Several EGFR inhibitors are available today, and have shown better results than chemotherapy as first-line treatment, but patients with lung cancer will eventually experience disease relapse (return) and need new treatment options. Furthermore, in many patients, the resistance to treatment is related to the T790M mutation, which may explain the good results seen with Tagrisso, which is specifically designed to block the activity of the EGFR T790M mutation.
“Osimertinib was clearly superior to standard first-line treatment in patients with EGFR-mutated NSCLC,” Dr. Ramalingam said. Furthermore, he added, “The progression-free survival benefit for patients with and without brain metastases was almost identical, suggesting that osimertinib is active in the brain, as well as in systemic sites. This is important, because brain metastasis is a common problem in EGFR-mutated patients.”
Commenting on these results, Enriqueta Felip, MD, Head of the Lung Cancer Unit, Oncology Department at Vall d’Hebron University Hospital in Barcelona, Spain, said, “Osimertinib reduced the risk of cancer progression by 54% compared with standard of care, and extended the median time to progression by about 9 months. The drug was well-tolerated, and it has activity in the brain. Based on these results, osimertinib should be considered a new first-line treatment option for patients with EGFR mutations.”
How Often Is a CT Scan Needed in Early-Stage Lung Cancer?
The current monitoring guidelines recommend that patients with NSCLC whose tumor was removed by surgery should have a physical exam and a chest CT scan every 3 to 6 months for the first 2 to 3 years after surgery. However, there is no evidence to show that such a frequent CT scan is helpful. Still, the majority of doctors continue to require a CT scan for their patients during follow-up visits.
The findings of a new study presented at ESMO 2017 call into question this practice. The study compared 2 groups of patients with early-stage lung cancer—one group had a physical exam, a chest x-ray, and a CT scan during the first 2 years after lung cancer surgery; the other group had a physical exam and a chest x-ray, but no CT scan. The results showed no significant difference in outcomes between the 2 groups.

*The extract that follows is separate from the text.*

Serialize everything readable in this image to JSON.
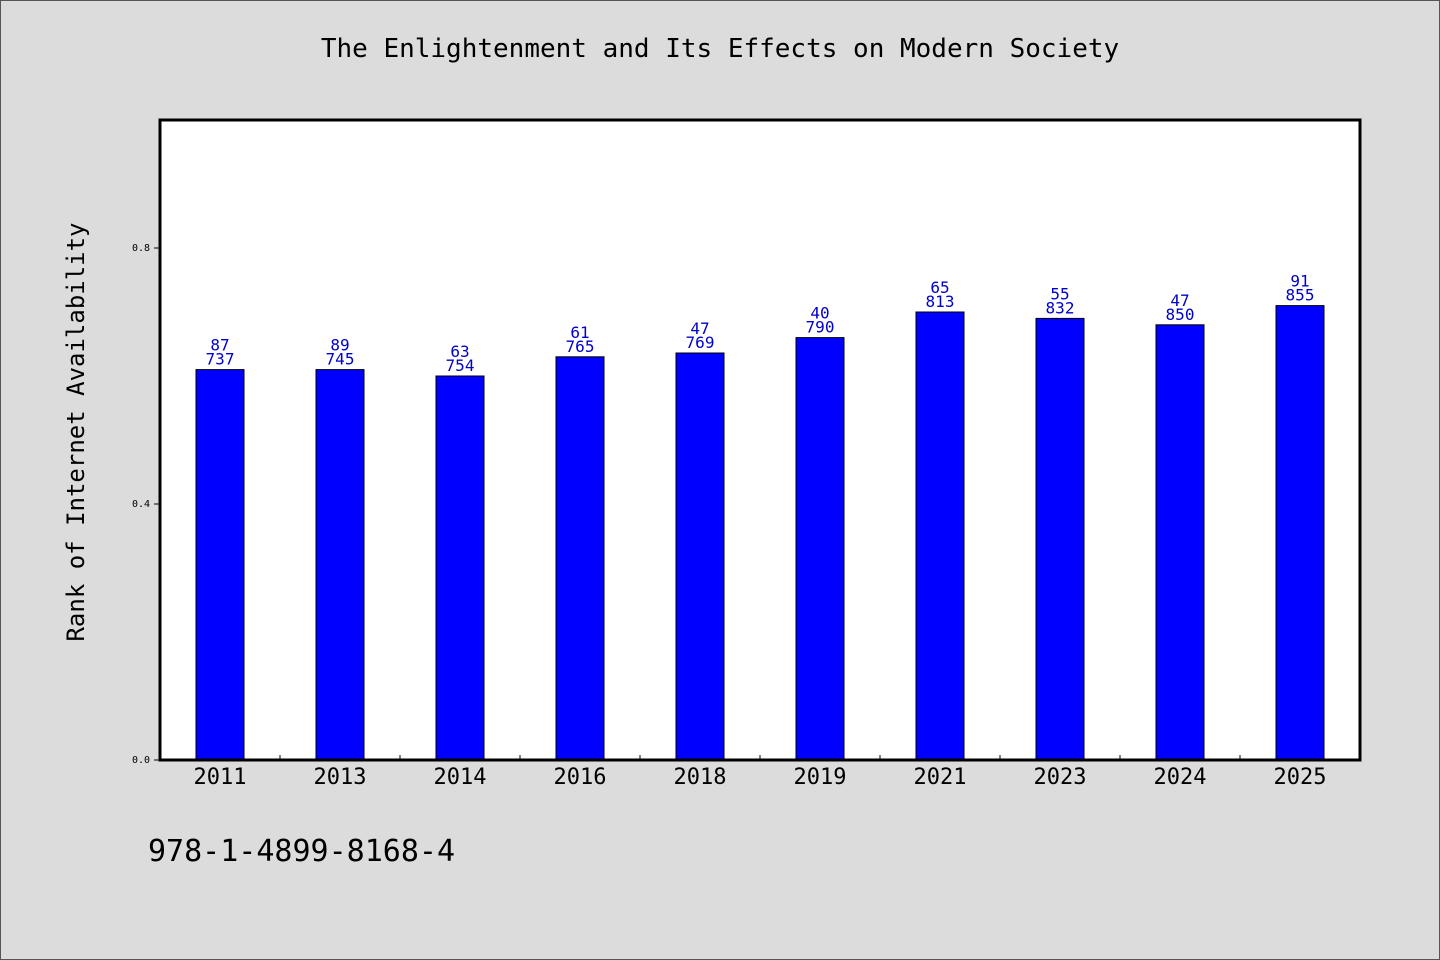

Experts who spoke at ESMO disagreed about the meaning of this finding. Some said that survival was still better in the group that had regular CT scans, and CT scans detected second cancers better than x-ray. Still others suggest that an annual CT scan may be sufficient and may reduce the total cost of care.
“Because there is no difference between arms, both follow-up protocols are acceptable,” said the study investigator Virginie Westeel, MD, from Centre Hospitalier Régional Universitaire, Hôpital Jean Minjoz in Besançon, France. “A conservative point of view would be to do a yearly CT-scan…however, doing regular scans every 6 months may be of no value in the first 2 postoperative years,” she said.
By contrast, Dr. Felip, who also commented on this study, said, “Regular scans have a potential long-term benefit, especially in detecting second cancers. In my clinical practice, I will continue to do CT scans. I will not change my practice.”
Other doctors noted that the use of frequent CT scans for monitoring patients during the first 2 or 3 years after lung cancer surgery is not necessary, unless the patient has a known high risk for lung cancer, such as a smoking history or a genetic mutation. Patients should discuss their preferences with their doctors to come to a mutual agreement.